With an added tariff, it’s possible that vapers have turned to more dubious home brews and less safe devices, he suggested. “The labs we use are inspected and use best manufacturing processes,” he said. “We are competing with chop shop factories in China knocking off branded counterfeits that say XYZ company on the package but are not really affiliated, and who knows what they are getting.”

Slow Regulation

Incredibly enough, the outbreak has put Kovacevich, the head of a company that imports cartridges, on the same side as the American Academy of Pediatrics when it comes to regulating vaping: They both want it.
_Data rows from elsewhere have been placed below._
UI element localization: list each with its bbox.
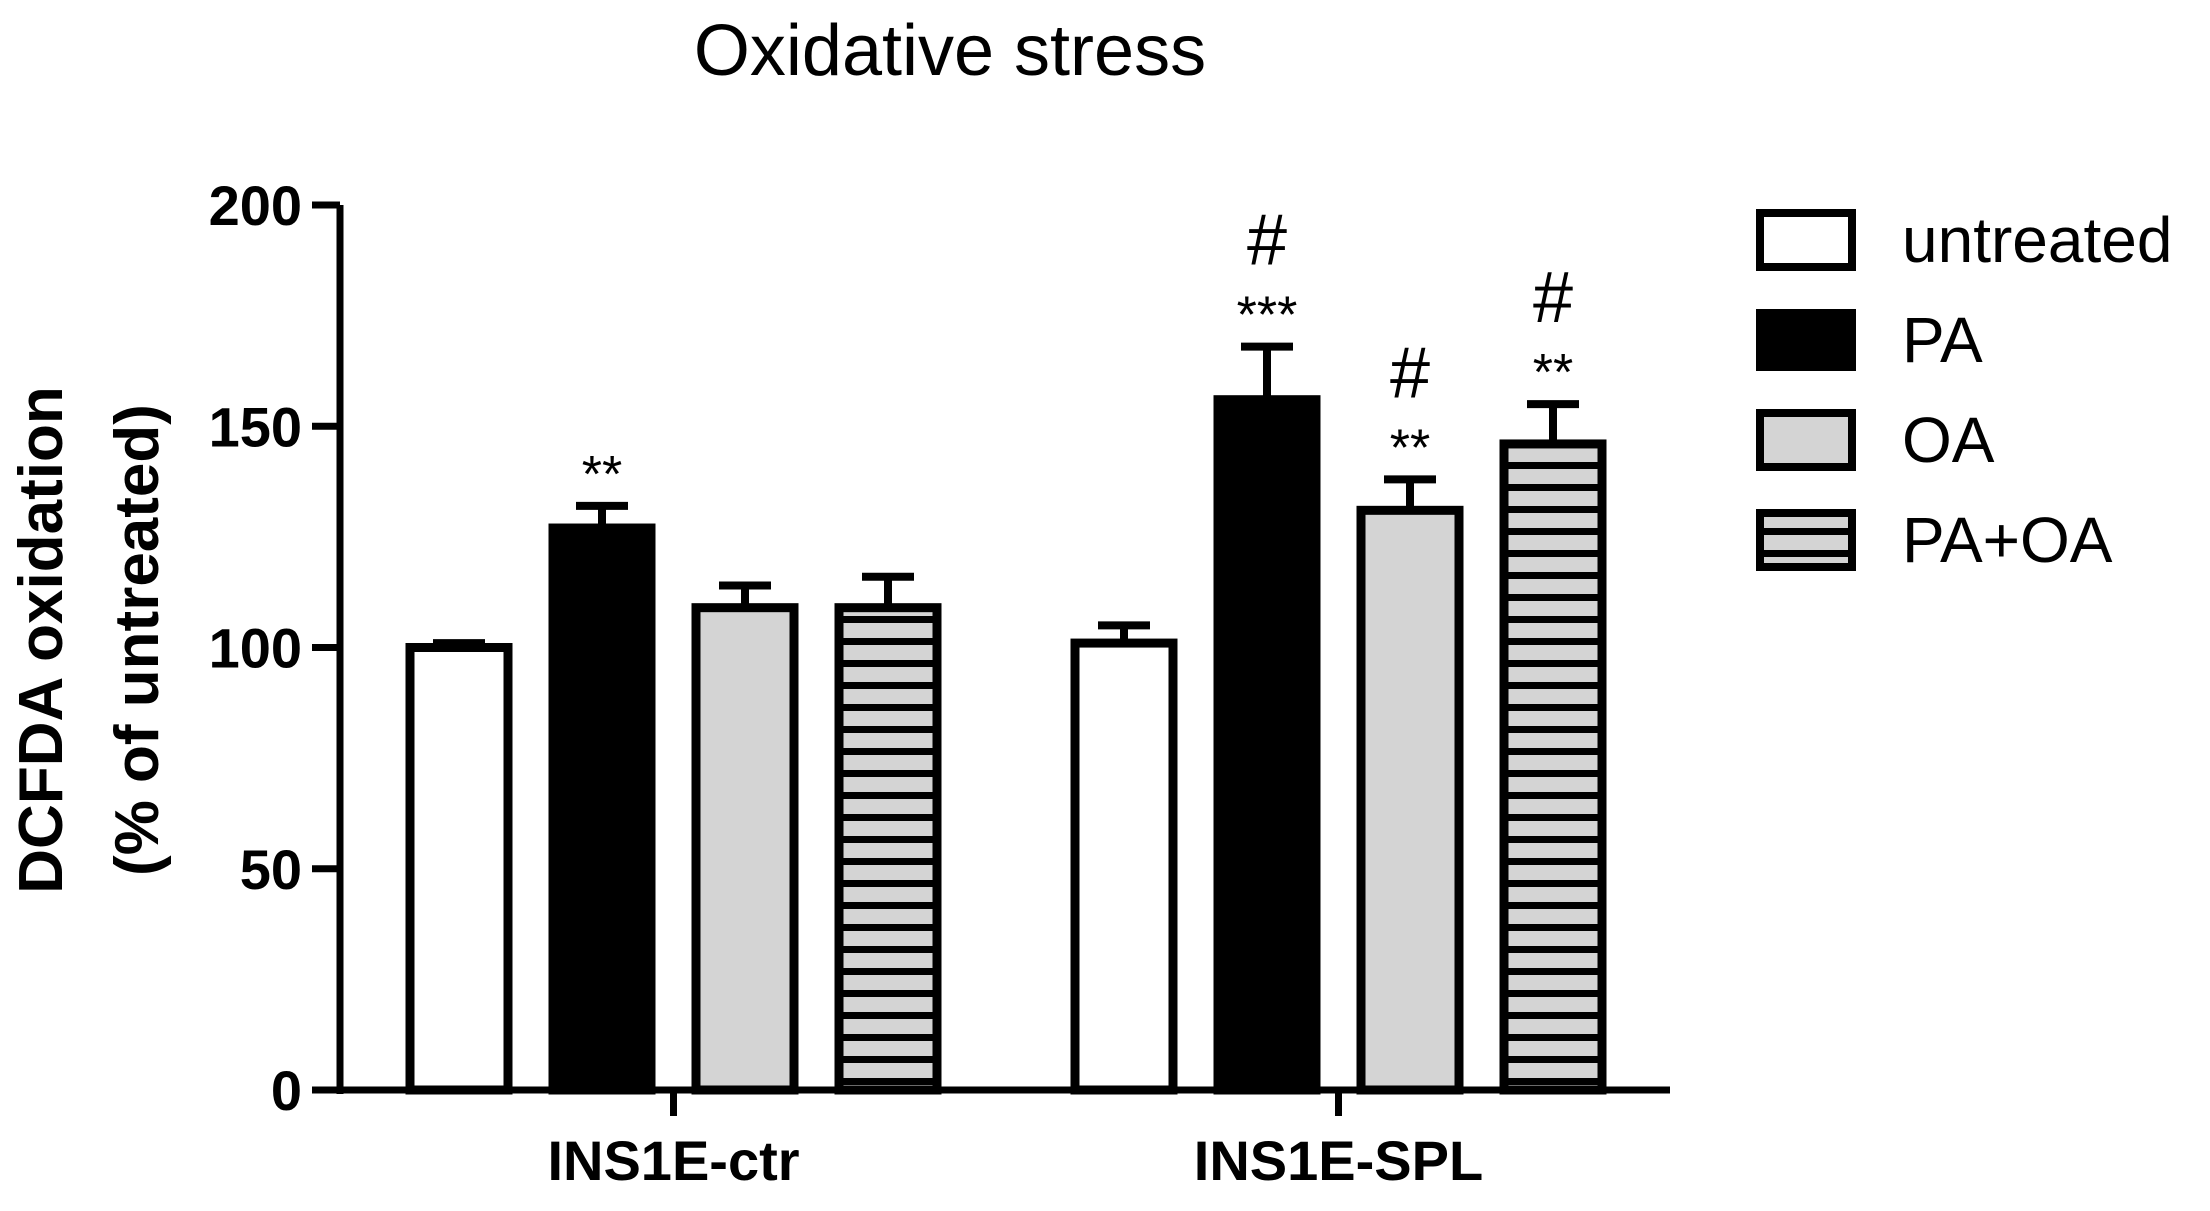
chart-title: Oxidative stress <box>694 11 1206 91</box>
bar-oa-ins1e-spl <box>1356 505 1464 1095</box>
bar-pa-oa-ins1e-ctr <box>834 603 942 1095</box>
y-axis-label-line1: DCFDA oxidation <box>7 386 76 893</box>
legend-label: PA <box>1902 304 1983 376</box>
bar-pa-oa-ins1e-spl <box>1499 439 1607 1095</box>
y-tick-label: 200 <box>209 174 302 237</box>
significance-stars: *** <box>1237 287 1298 345</box>
bar-pa-ins1e-ctr <box>548 523 656 1095</box>
legend-swatch <box>1756 309 1856 371</box>
legend-label: untreated <box>1902 204 2172 276</box>
significance-stars: ** <box>1533 344 1573 402</box>
y-axis-label-line2: (% of untreated) <box>103 404 172 876</box>
significance-hash: # <box>1533 258 1573 338</box>
x-tick-label: INS1E-SPL <box>1194 1129 1483 1192</box>
significance-hash: # <box>1247 201 1287 281</box>
legend-label: OA <box>1902 404 1995 476</box>
legend-label: PA+OA <box>1902 504 2113 576</box>
y-tick-label: 50 <box>240 838 302 901</box>
y-tick-label: 0 <box>271 1059 302 1122</box>
x-tick-label: INS1E-ctr <box>547 1129 799 1192</box>
y-tick-label: 150 <box>209 395 302 458</box>
significance-hash: # <box>1390 333 1430 413</box>
bar-untreated-ins1e-spl <box>1070 638 1178 1095</box>
legend-swatch <box>1756 409 1856 471</box>
bar-oa-ins1e-ctr <box>691 603 799 1095</box>
significance-stars: ** <box>582 446 622 504</box>
legend-swatch <box>1756 209 1856 271</box>
significance-stars: ** <box>1390 419 1430 477</box>
y-tick-label: 100 <box>209 617 302 680</box>
legend-swatch <box>1756 509 1856 571</box>
bar-pa-ins1e-spl <box>1213 395 1321 1095</box>
bar-untreated-ins1e-ctr <box>405 643 513 1095</box>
The FDA is entitled to regulate e-cigarettes but to much criticism has pushed back its review of rules until 2022. In the meantime, hundreds of flavored and THC-infused vapors have gone on sale in wild west conditions, unregulated, as teen vaping has mushroomed. Kovacevich said his company is paying for products made in labs that conform to best manufacturing processes and could readily be inspected, if safety regulations were put in place. “It would level the playing field, to some extent, to have everyone playing by the same rules,” he said.

In the meantime, Michigan’s governor only last week banned the sale of flavored e-cigarettes in her state in response to teen vaping, and after its health department announced six cases of lung illness. The legal US age for e-cigarette use is 18, and Walley and others complain that with 1 in 5 teens now vaping, those rules are being flouted, with kids ending up hooked on nicotine, which changes adolescent brain development.

“The first thing we need to do is solve this health crisis,” said Walley. “The next thing is we have to regulate e-cigarettes. We are seeing young people using e-cigarettes on a daily basis, and many do not realize it is dangerous.”